Shock Value - Jason Zinoman [117]
Offscreen, De Palma and Allen’s marriage was falling apart. Allen lost a child, an incident that she pinpoints as the beginning of the end of the relationship. De Palma says he has learned that there are problems inherent to a relationship between actors and directors. “You go into show business to hang out with pretty girls, but when you get involved it can affect your work,” he says in a phone conversation from his home in Greenwich Village, adding: “Problem is you start to feel like a manipulative mind-fucker and you are not helping the material. The director has to stand behind the camera.”
Of all of his peers, Craven had the most enduring success within the genre, growing into the most commercially successful director in horror. He managed this by staying ahead of trends and reinventing the genre in three different decades. In fact, his career mirrors the major shifts of the genre, beginning in the era of New Horror, when he ushered in an angry, assaultive, realistic style with The Last House on the Left and The Hills Have Eyes. In A Nightmare on Elm Street, the nightmares were more surreal than what happened in the mundane suburbia and noirish campsites of earlier serial killer movies. Craven, fascinated by dreams, felt that horror needed to be not just “about fighting the monster but about the framework of reality itself,” so he built the blurring of reality and dreams into the architecture of the story, borrowing from Polanski’s Repulsion.

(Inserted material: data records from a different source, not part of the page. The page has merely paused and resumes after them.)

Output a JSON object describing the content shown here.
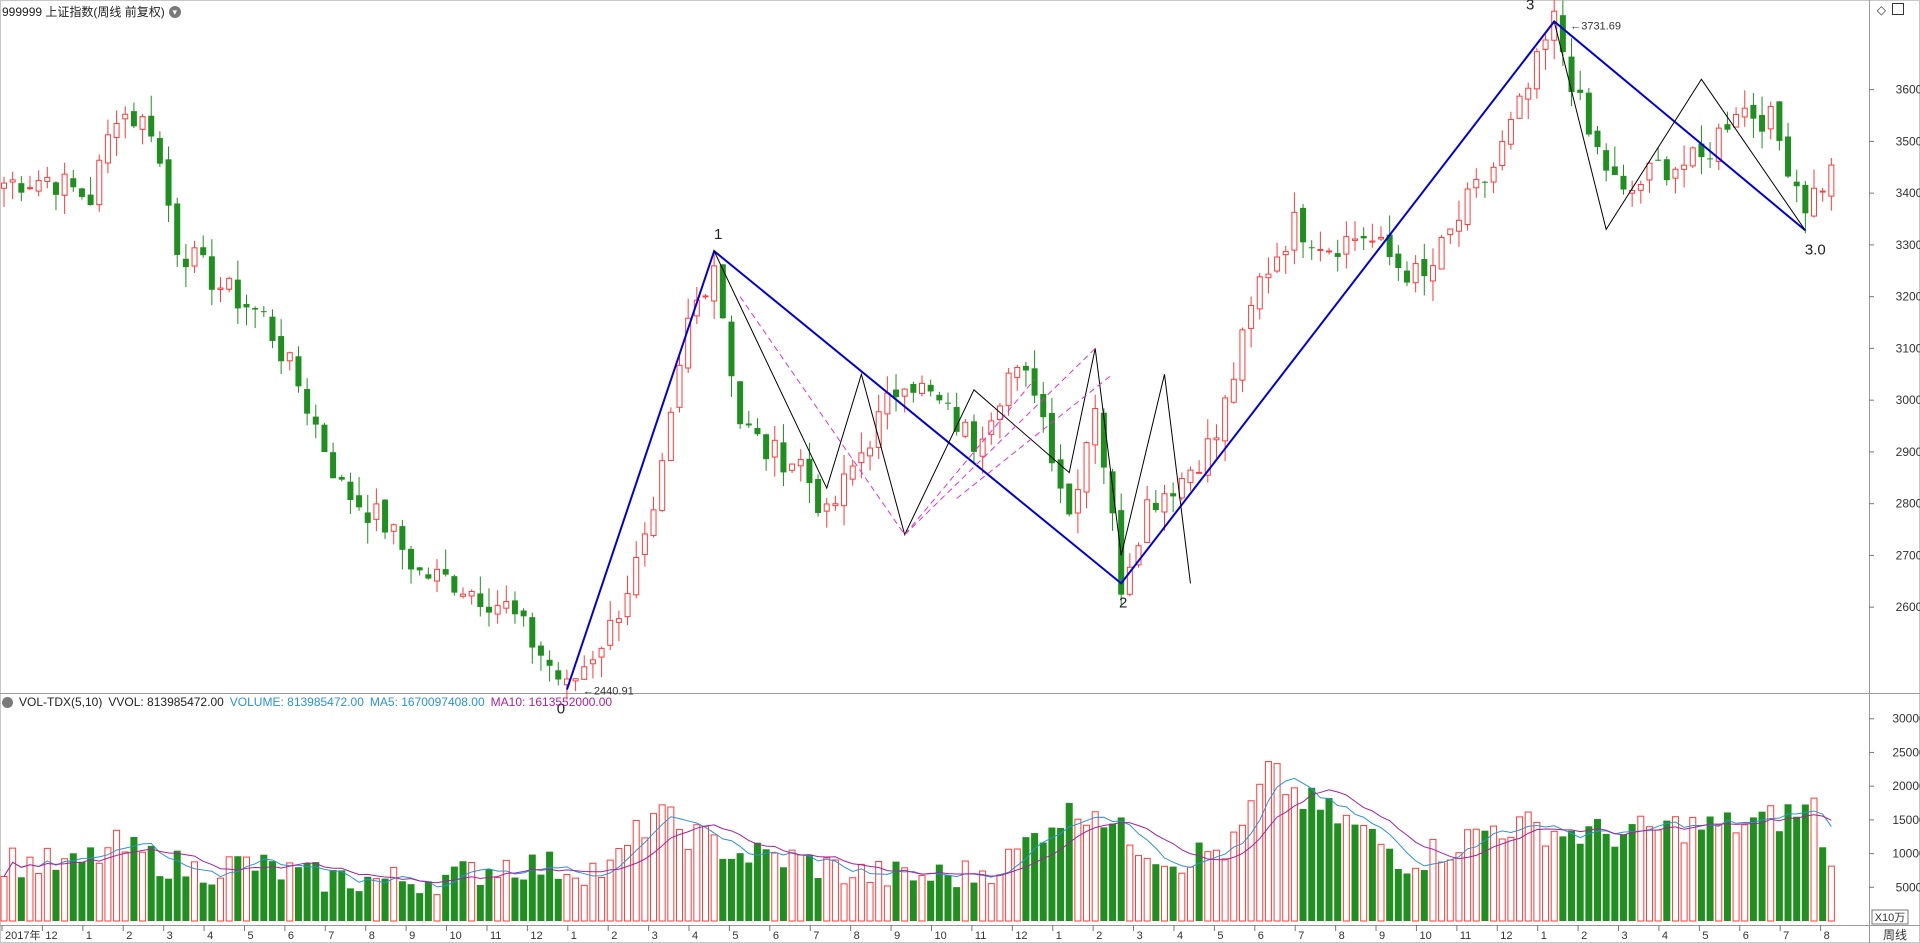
{
  "header": {
    "title": "999999 上证指数(周线 前复权)",
    "diamond_icon": "diamond-icon",
    "panel_icon": "panel-toggle-icon"
  },
  "volume_header": {
    "indicator": "VOL-TDX(5,10)",
    "vvol": "VVOL: 813985472.00",
    "volume": "VOLUME: 813985472.00",
    "ma5": "MA5: 1670097408.00",
    "ma10": "MA10: 1613552000.00"
  },
  "period_label": "周线",
  "volume_unit": "X10万",
  "colors": {
    "up": "#ff3b3b",
    "down": "#1f8f1f",
    "wave_main": "#0000dd",
    "wave_sub": "#000000",
    "wave_dashed": "#dd33cc",
    "vol_ma5": "#2a92d8",
    "vol_ma10": "#a6219e",
    "volume_text": "#2a92d8"
  },
  "chart_data": [
    {
      "type": "candlestick",
      "title": "999999 上证指数(周线 前复权)",
      "x_labels": [
        "2017年",
        "12",
        "1",
        "2",
        "3",
        "4",
        "5",
        "6",
        "7",
        "8",
        "9",
        "10",
        "11",
        "12",
        "1",
        "2",
        "3",
        "4",
        "5",
        "6",
        "7",
        "8",
        "9",
        "10",
        "11",
        "12",
        "1",
        "2",
        "3",
        "4",
        "5",
        "6",
        "7",
        "8",
        "9",
        "10",
        "11",
        "12",
        "1",
        "2",
        "3",
        "4",
        "5",
        "6",
        "7",
        "8"
      ],
      "ylim": [
        2440,
        3750
      ],
      "yticks": [
        2600,
        2700,
        2800,
        2900,
        3000,
        3100,
        3200,
        3300,
        3400,
        3500,
        3600
      ],
      "pivots": [
        {
          "label": "0",
          "value": 2440.91
        },
        {
          "label": "1",
          "value": 3288
        },
        {
          "label": "2",
          "value": 2646
        },
        {
          "label": "3",
          "value": 3731.69
        },
        {
          "label": "3.0",
          "value": 3328
        }
      ],
      "annotations": [
        "2440.91",
        "3731.69"
      ],
      "price_path": [
        [
          0,
          3420
        ],
        [
          5,
          3430
        ],
        [
          10,
          3390
        ],
        [
          13,
          3560
        ],
        [
          17,
          3530
        ],
        [
          20,
          3300
        ],
        [
          25,
          3220
        ],
        [
          30,
          3160
        ],
        [
          34,
          3030
        ],
        [
          39,
          2830
        ],
        [
          44,
          2760
        ],
        [
          48,
          2665
        ],
        [
          52,
          2650
        ],
        [
          58,
          2600
        ],
        [
          62,
          2510
        ],
        [
          65,
          2440.91
        ],
        [
          70,
          2560
        ],
        [
          75,
          2760
        ],
        [
          79,
          3150
        ],
        [
          82,
          3270
        ],
        [
          85,
          2960
        ],
        [
          88,
          2900
        ],
        [
          92,
          2880
        ],
        [
          95,
          2770
        ],
        [
          99,
          2900
        ],
        [
          104,
          3050
        ],
        [
          108,
          2990
        ],
        [
          112,
          2920
        ],
        [
          116,
          3050
        ],
        [
          119,
          3030
        ],
        [
          123,
          2780
        ],
        [
          126,
          3000
        ],
        [
          129,
          2646
        ],
        [
          132,
          2800
        ],
        [
          136,
          2850
        ],
        [
          140,
          2930
        ],
        [
          145,
          3230
        ],
        [
          149,
          3340
        ],
        [
          153,
          3300
        ],
        [
          157,
          3320
        ],
        [
          161,
          3260
        ],
        [
          164,
          3230
        ],
        [
          169,
          3380
        ],
        [
          172,
          3450
        ],
        [
          176,
          3600
        ],
        [
          179,
          3731.69
        ],
        [
          183,
          3510
        ],
        [
          187,
          3390
        ],
        [
          191,
          3450
        ],
        [
          196,
          3460
        ],
        [
          200,
          3570
        ],
        [
          204,
          3540
        ],
        [
          208,
          3380
        ],
        [
          211,
          3440
        ]
      ]
    },
    {
      "type": "bar",
      "title": "VOL-TDX(5,10)",
      "unit": "X10万",
      "ylim": [
        0,
        31000
      ],
      "yticks": [
        5000,
        10000,
        15000,
        20000,
        25000,
        30000
      ],
      "series": [
        {
          "name": "VOLUME",
          "values": [
            8000,
            8139.85
          ]
        },
        {
          "name": "MA5",
          "values": [
            16700.97
          ]
        },
        {
          "name": "MA10",
          "values": [
            16135.52
          ]
        }
      ],
      "volume_path": [
        [
          0,
          9000
        ],
        [
          8,
          8000
        ],
        [
          13,
          11000
        ],
        [
          18,
          9000
        ],
        [
          22,
          7500
        ],
        [
          28,
          8500
        ],
        [
          35,
          6500
        ],
        [
          45,
          6000
        ],
        [
          52,
          6500
        ],
        [
          58,
          8500
        ],
        [
          64,
          8000
        ],
        [
          70,
          7500
        ],
        [
          75,
          16000
        ],
        [
          79,
          13000
        ],
        [
          85,
          10000
        ],
        [
          92,
          9000
        ],
        [
          98,
          7000
        ],
        [
          105,
          6500
        ],
        [
          112,
          7000
        ],
        [
          116,
          9000
        ],
        [
          121,
          15000
        ],
        [
          126,
          17000
        ],
        [
          129,
          13000
        ],
        [
          135,
          9000
        ],
        [
          142,
          11000
        ],
        [
          146,
          22000
        ],
        [
          150,
          18000
        ],
        [
          156,
          14000
        ],
        [
          162,
          9000
        ],
        [
          167,
          11000
        ],
        [
          172,
          14000
        ],
        [
          176,
          14000
        ],
        [
          181,
          13000
        ],
        [
          188,
          13000
        ],
        [
          193,
          14000
        ],
        [
          198,
          14000
        ],
        [
          204,
          15000
        ],
        [
          209,
          17000
        ],
        [
          211,
          8140
        ]
      ]
    }
  ]
}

As the sequels kept coming, however, Freddy action figures, and a Freddy rock album with songs such as “Do the Freddy,” went on the market. The selling of this character was truly remarkable when you consider that Craven originally imagined him as “the ultimate bad father,” whose name derived from the rapist Krug in The Last House on the Left. Craven renounced the movies and quit the series in the late eighties, but he paved the way for the commercialization by making a killer that was easier to relate to. Freddy told jokes. His name was kind of fun. He didn’t wear a mask. And by 1990, those knife fingers would become a source of sympathy and eccentricity in Tim Burton’s romantic ode to sentimental monster movies, Edward Scissorhands, starring Johnny Depp (whose debut was A Nightmare on Elm Street) and Vincent Price.

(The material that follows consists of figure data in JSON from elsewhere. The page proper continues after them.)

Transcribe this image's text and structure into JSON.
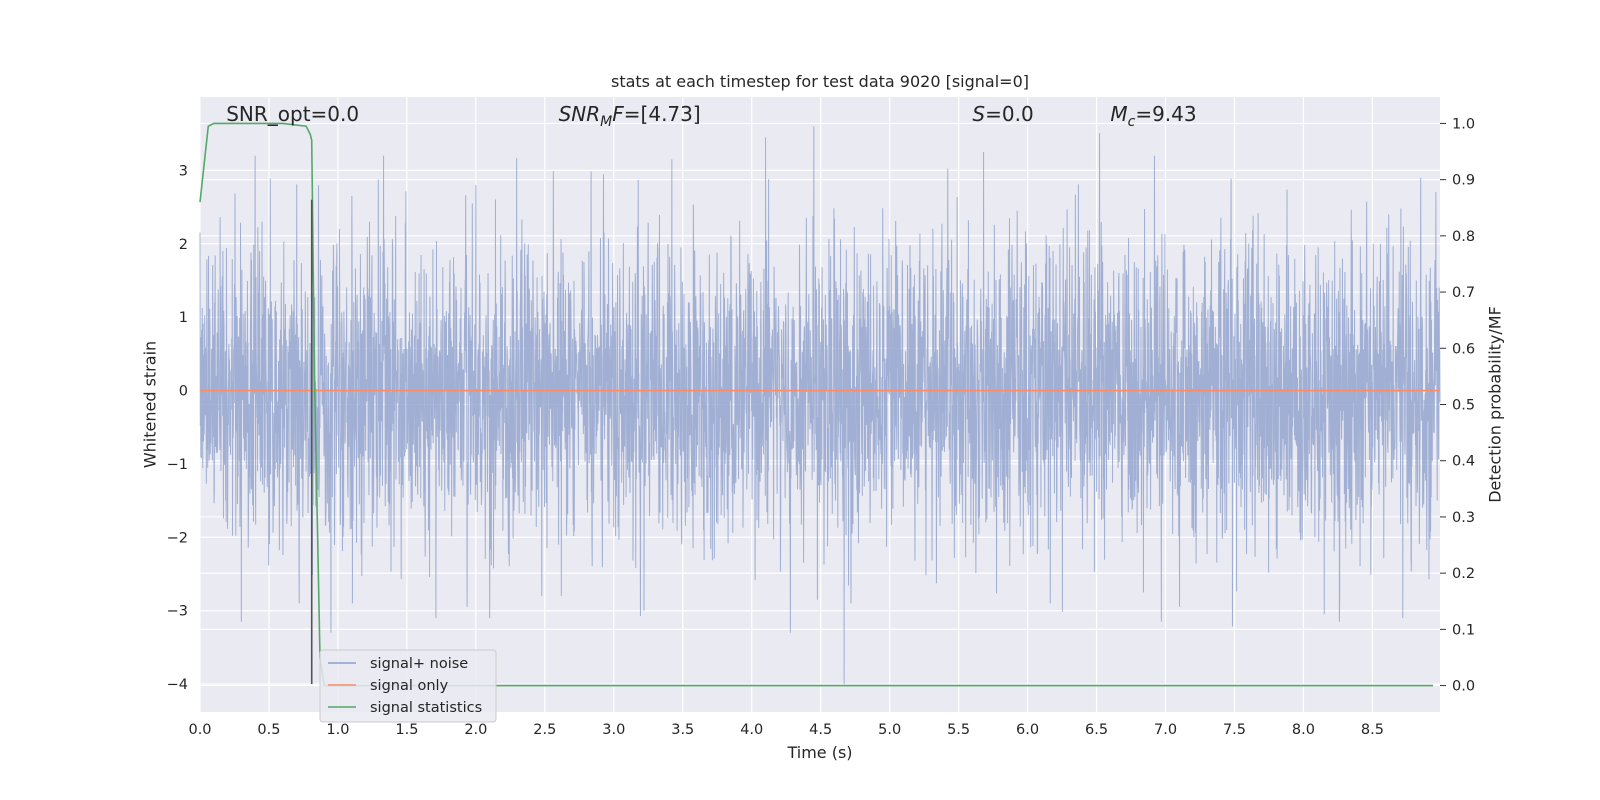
{
  "chart_data": {
    "type": "line",
    "title": "stats at each timestep for test data 9020 [signal=0]",
    "xlabel": "Time (s)",
    "ylabel": "Whitened strain",
    "y2label": "Detection probability/MF",
    "xlim": [
      0.0,
      8.99
    ],
    "ylim": [
      -4.38,
      4.0
    ],
    "y2lim": [
      -0.047,
      1.047
    ],
    "x_ticks": [
      0.0,
      0.5,
      1.0,
      1.5,
      2.0,
      2.5,
      3.0,
      3.5,
      4.0,
      4.5,
      5.0,
      5.5,
      6.0,
      6.5,
      7.0,
      7.5,
      8.0,
      8.5
    ],
    "x_tick_labels": [
      "0.0",
      "0.5",
      "1.0",
      "1.5",
      "2.0",
      "2.5",
      "3.0",
      "3.5",
      "4.0",
      "4.5",
      "5.0",
      "5.5",
      "6.0",
      "6.5",
      "7.0",
      "7.5",
      "8.0",
      "8.5"
    ],
    "y_ticks": [
      -4,
      -3,
      -2,
      -1,
      0,
      1,
      2,
      3
    ],
    "y_tick_labels": [
      "−4",
      "−3",
      "−2",
      "−1",
      "0",
      "1",
      "2",
      "3"
    ],
    "y2_ticks": [
      0.0,
      0.1,
      0.2,
      0.3,
      0.4,
      0.5,
      0.6,
      0.7,
      0.8,
      0.9,
      1.0
    ],
    "y2_tick_labels": [
      "0.0",
      "0.1",
      "0.2",
      "0.3",
      "0.4",
      "0.5",
      "0.6",
      "0.7",
      "0.8",
      "0.9",
      "1.0"
    ],
    "grid": true,
    "legend_position": "lower-left",
    "annotations": [
      {
        "id": "snr-opt",
        "prefix": "SNR_opt",
        "sub": "",
        "suffix": "",
        "value": "=0.0",
        "italic": false,
        "x": 0.19
      },
      {
        "id": "snr-mf",
        "prefix": "SNR",
        "sub": "M",
        "suffix": "F",
        "value": "=[4.73]",
        "italic": true,
        "x": 2.6
      },
      {
        "id": "s",
        "prefix": "S",
        "sub": "",
        "suffix": "",
        "value": "=0.0",
        "italic": true,
        "x": 5.6
      },
      {
        "id": "mc",
        "prefix": "M",
        "sub": "c",
        "suffix": "",
        "value": "=9.43",
        "italic": true,
        "x": 6.6
      }
    ],
    "vertical_marker": {
      "x": 0.81,
      "y_range": [
        -4.0,
        2.6
      ],
      "color": "#555555"
    },
    "series": [
      {
        "name": "signal+ noise",
        "color": "#8da0cb",
        "kind": "noise",
        "n_points": 4500,
        "seed": 9020,
        "peaks": [
          {
            "x": 0.3,
            "y": -3.15
          },
          {
            "x": 0.4,
            "y": 3.2
          },
          {
            "x": 0.72,
            "y": -2.9
          },
          {
            "x": 0.86,
            "y": 2.8
          },
          {
            "x": 0.95,
            "y": -3.3
          },
          {
            "x": 1.33,
            "y": 3.2
          },
          {
            "x": 2.0,
            "y": 2.8
          },
          {
            "x": 2.1,
            "y": -3.1
          },
          {
            "x": 2.62,
            "y": -2.8
          },
          {
            "x": 3.22,
            "y": -3.0
          },
          {
            "x": 3.42,
            "y": 3.15
          },
          {
            "x": 4.1,
            "y": 3.45
          },
          {
            "x": 4.28,
            "y": -3.3
          },
          {
            "x": 4.45,
            "y": 3.6
          },
          {
            "x": 4.67,
            "y": -4.0
          },
          {
            "x": 4.72,
            "y": -2.9
          },
          {
            "x": 5.68,
            "y": 3.25
          },
          {
            "x": 6.92,
            "y": 3.2
          },
          {
            "x": 6.97,
            "y": -3.15
          },
          {
            "x": 8.15,
            "y": -3.05
          },
          {
            "x": 8.26,
            "y": -3.15
          },
          {
            "x": 8.72,
            "y": -3.1
          },
          {
            "x": 8.85,
            "y": 2.9
          }
        ]
      },
      {
        "name": "signal only",
        "color": "#fc8d62",
        "x": [
          0.0,
          8.99
        ],
        "values": [
          0.0,
          0.0
        ]
      },
      {
        "name": "signal statistics",
        "color": "#55a868",
        "axis": "right",
        "x": [
          0.0,
          0.06,
          0.1,
          0.2,
          0.4,
          0.6,
          0.77,
          0.8,
          0.81,
          0.83,
          0.87,
          0.9,
          1.0,
          2.0,
          4.0,
          6.0,
          8.0,
          8.94
        ],
        "values": [
          0.86,
          0.995,
          1.0,
          1.0,
          1.0,
          1.0,
          0.995,
          0.98,
          0.97,
          0.55,
          0.05,
          0.0,
          0.0,
          0.0,
          0.0,
          0.0,
          0.0,
          0.0
        ]
      }
    ]
  }
}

The self-consciousness of the genre presented another opportunity for the resourceful Craven, which he exploited in New Nightmare, his 1994 meta-movie that used the Freddy franchise to comment on the state of horror. Craven played himself struggling to come up with a new installment of Nightmare on Elm Street. He dug even deeper into the now-established architecture of the horror film two years later with the incredibly popular Scream series that packaged the brutality of serial killer movies with the critical acumen and wit of an episode of The Simpsons. The subject of these movies was the conventions of 1970s horror—or at least the conventions established by movies like Halloween. The knowing winks at past horror movies are actually nothing new. Halloween itself was a movie about horror movies, and another decade earlier Targets was an insightful essay disguised as a horror movie. But Scream went further than any other movie in singling out how the “rules” of the horror film were primarily established by the New Horror.
In his screenplay for Scream, Kevin Williamson has the character Randy (played by Jamie Kennedy) spell out the horror formula like a true fan. Repeating the criticism of countless critics of Halloween, he explains: “There are certain rules that one must abide by in order to successfully survive in a horror movie. For instance, number one: you can never have sex.” There are nods to the trick ending from Carrie and a further exploration of the frightening possibilities of a ringing telephone. But the most intriguing recurring joke in the screenplay concentrates on an extended debate about the question of motive.
At the end of Scream, Randy says motive is incidental.